É
fato que num mundo cada vez mais frenético, até certo ponto
insensível e iconoclasta quanto às coisas do passado e dos
sentimentos e marcas/marcos de origem e telúricos, num ambiente
histórico em constante agitação e turbulentas mudanças,
embrenhar-se nas veredas da memória se constitui em feito notável,
um desafio afetivo-intelectual de elevados valor e monta. O escritor
Tarcísio Gurgel, nascido em Mossoró e radicado em Natal, ingressou
nessa cápsula do tempo com a coragem dos desbravadores. E nos trouxe
de lá, de onde esteve intimorato, “Inventário do Possível”, um
conjunto sensivelmente encadernado de memórias e belezas herdadas,
ora editado pela “Sarau das Letras” e pela “Edufrn”, com um
capricho material e visual que faz merecer o destaque que emprestamos
de logo à capa e ao projeto gráfico desenvolvidos por Rafael Sordi
Campos.
Já
tomando o norte do conteúdo da obra, afirmo que não me surpreendeu
ter Tarcísio se enveredado por esse segmento literário da
memorialística. Sempre compreendi que o olhar circular de Tarcísio,
homem e intelectual que nada perde de vista, faria com que fosse
estimulada essa veia.
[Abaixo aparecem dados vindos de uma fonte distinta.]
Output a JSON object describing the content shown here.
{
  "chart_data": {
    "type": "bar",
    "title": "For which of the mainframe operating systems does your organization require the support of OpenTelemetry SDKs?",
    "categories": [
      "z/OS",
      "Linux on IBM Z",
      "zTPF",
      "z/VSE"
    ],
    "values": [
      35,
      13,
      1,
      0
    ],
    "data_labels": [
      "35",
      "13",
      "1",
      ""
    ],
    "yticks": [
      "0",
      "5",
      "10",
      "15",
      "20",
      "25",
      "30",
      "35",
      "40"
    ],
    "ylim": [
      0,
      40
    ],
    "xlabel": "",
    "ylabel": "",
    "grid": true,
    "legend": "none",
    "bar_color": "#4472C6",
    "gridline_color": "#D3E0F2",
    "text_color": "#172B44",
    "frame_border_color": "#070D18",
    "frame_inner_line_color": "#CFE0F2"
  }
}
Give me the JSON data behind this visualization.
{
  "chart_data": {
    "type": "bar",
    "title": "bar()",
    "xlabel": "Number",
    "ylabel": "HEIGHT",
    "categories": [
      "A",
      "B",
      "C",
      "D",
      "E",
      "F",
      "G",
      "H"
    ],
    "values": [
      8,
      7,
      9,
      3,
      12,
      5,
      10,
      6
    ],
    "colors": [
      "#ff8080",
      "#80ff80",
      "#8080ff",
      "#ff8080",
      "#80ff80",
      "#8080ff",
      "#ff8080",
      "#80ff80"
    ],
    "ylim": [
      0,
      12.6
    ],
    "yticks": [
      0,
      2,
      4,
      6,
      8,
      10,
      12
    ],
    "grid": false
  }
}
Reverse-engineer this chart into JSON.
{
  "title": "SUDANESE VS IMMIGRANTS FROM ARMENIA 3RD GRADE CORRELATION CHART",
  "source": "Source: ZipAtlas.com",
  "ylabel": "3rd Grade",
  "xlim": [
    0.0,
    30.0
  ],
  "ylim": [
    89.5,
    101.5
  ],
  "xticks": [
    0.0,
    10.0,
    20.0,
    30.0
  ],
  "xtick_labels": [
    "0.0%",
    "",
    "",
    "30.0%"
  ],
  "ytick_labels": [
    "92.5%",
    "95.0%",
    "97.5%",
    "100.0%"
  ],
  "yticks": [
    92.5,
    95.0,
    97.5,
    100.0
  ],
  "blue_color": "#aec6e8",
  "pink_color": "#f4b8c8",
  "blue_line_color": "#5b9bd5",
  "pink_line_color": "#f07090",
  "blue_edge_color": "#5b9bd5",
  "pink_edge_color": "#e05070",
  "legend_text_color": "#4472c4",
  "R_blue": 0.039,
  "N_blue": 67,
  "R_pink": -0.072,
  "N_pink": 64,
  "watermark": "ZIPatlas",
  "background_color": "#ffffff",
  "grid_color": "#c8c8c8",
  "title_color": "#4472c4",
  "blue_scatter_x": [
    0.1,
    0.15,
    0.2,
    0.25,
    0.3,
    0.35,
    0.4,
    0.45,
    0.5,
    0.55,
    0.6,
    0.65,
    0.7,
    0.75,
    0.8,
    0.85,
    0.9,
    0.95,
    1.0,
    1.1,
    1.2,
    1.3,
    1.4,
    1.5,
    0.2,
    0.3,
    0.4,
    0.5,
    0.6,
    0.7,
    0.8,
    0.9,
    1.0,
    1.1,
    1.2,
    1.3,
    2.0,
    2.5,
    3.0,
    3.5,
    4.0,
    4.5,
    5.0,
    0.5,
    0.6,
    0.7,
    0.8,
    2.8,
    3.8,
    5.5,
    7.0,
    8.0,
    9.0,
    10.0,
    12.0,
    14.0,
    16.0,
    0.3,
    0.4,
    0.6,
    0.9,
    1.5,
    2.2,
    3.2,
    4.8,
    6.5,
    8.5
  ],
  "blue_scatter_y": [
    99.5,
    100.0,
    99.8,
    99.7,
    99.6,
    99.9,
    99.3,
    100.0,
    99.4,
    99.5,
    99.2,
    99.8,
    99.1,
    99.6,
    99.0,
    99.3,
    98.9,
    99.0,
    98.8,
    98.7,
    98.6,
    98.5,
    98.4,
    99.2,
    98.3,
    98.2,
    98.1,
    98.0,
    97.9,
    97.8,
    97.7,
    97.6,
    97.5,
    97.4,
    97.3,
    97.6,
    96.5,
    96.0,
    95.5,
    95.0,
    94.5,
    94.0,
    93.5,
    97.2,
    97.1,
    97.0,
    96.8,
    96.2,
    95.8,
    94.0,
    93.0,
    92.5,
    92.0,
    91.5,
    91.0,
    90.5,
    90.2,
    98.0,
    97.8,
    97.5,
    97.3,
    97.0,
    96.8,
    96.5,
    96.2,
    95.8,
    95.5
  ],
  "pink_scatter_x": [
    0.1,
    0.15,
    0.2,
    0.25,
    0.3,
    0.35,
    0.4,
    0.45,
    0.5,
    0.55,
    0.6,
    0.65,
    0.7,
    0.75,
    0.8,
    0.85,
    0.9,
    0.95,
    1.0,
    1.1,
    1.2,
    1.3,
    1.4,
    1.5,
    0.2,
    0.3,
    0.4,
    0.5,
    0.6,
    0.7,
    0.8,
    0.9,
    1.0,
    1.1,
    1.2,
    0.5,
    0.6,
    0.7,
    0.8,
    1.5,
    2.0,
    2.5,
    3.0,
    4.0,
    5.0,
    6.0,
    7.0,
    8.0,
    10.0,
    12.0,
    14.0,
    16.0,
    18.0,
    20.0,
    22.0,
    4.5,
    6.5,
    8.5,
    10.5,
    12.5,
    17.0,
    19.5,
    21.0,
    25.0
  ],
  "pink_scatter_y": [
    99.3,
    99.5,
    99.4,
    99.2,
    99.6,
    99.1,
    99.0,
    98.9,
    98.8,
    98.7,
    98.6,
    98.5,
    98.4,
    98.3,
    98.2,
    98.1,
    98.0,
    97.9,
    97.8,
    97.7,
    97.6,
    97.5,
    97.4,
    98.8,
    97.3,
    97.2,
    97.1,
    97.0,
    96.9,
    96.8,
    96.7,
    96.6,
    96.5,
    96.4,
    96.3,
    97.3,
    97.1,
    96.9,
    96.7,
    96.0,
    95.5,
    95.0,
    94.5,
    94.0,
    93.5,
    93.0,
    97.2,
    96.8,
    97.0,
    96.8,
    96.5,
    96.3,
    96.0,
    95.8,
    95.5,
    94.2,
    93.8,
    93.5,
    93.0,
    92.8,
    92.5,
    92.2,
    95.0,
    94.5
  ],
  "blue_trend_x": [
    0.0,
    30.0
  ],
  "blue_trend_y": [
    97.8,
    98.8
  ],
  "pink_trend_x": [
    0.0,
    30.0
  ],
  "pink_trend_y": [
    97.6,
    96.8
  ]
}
E agora nos traz de presente a todos os seus
leitores um livro que, apesar de voltar o foco para o passado, possui
uma leveza e um frescor singulares e o cotejo delicado e sutil com o
tempo presente, além do estilo beletrista do seu autor, elegante em
tudo, destacadamente no uso da palavra, seja travando o bom diálogo
pessoal e dedicando atenção adequada aos interlocutores – sabendo
deles extrair o essencial e o valioso – seja na escrita altiva e
fluente que passeia pelas páginas do livro e pelas pessoas, casas,
ruas, cidades e recordadas vivências em meio à sua ancestralidade e
a muitos que vivem e compartilham seus dias nos tempos do frenesi de
hoje.
Um
trecho no capítulo de abertura do livro já prenuncia belezas, não
somente de natureza genealógica e histórica, mas de forte conteúdo
literário-artístico, que seguem encadeadas na obra: “Das figuras
avoengas não me atrevo a falar. Afinal, só dou conta de ter
avistado em pessoa Vovô Lôlinha: Lourencinho, o professor Lourenço
Gurgel, pai de minha mãe Dalila, na presença de quem cheguei a
estar, temeroso de lhe pedir a bênção e olhando-o com os tímidos
olhos da infância, em Caraúbas. Dos outros não falo porque sua
existência para mim é coisa de oitiva, vagas menções, retratos de
álbum de parede, como o do meu outro avô Neco, de Caicó – pai do
meu pai Juvenal – semiesquecido, tristemente preso em sua redoma de
vidro (como a Rosinha Palatnik do belo poema de Iracema Macedo, em
sua tumba) numa das paredes da sala de visitas de nossa casa em
Mossoró.”
Tarcísio
Gurgel nos presenteia desta feita com o que noutra parte intitula de
“prodígio da recuperação memorialística”, como se fosse uma
“recherche” proustiana: “Naquela experiência passageira,
descobríamos imagens, sons, sabores e odores que viríamos
reencontrar tempos depois num poema do meu irmão Deífilo.” A
madeleine talvez substituída pelo pão sempre aquecido da poesia e
das lembranças, transportando-nos todos ao tempo da paterna Padaria
Santa Rita (“o ponto de partida”) e as suas seis portas agora
abertas para a visita dos leitores curiosos e ávidos pela narrativa
e descrição de belezas herdadas por Tarcísio Gurgel, verdadeiro
“fermento” da cultura potiguar. O que nos entrega é documento
valioso da memória e é peça estético-literária marcante.
Pelo
conjunto saboroso que nos traz, que transcende o interesse familiar
do autor, o livro em questão pode muito bem “…ser lido como se
fosse um romance…”, como lembra a frase de Natalia Ginsburg,
autora de “Léxico Familiar”, que Tarcísio inscreve e destaca
nas primeiras páginas da sua imprescindível poética da memória,
traduzida e firmada em “Inventário do Possível”.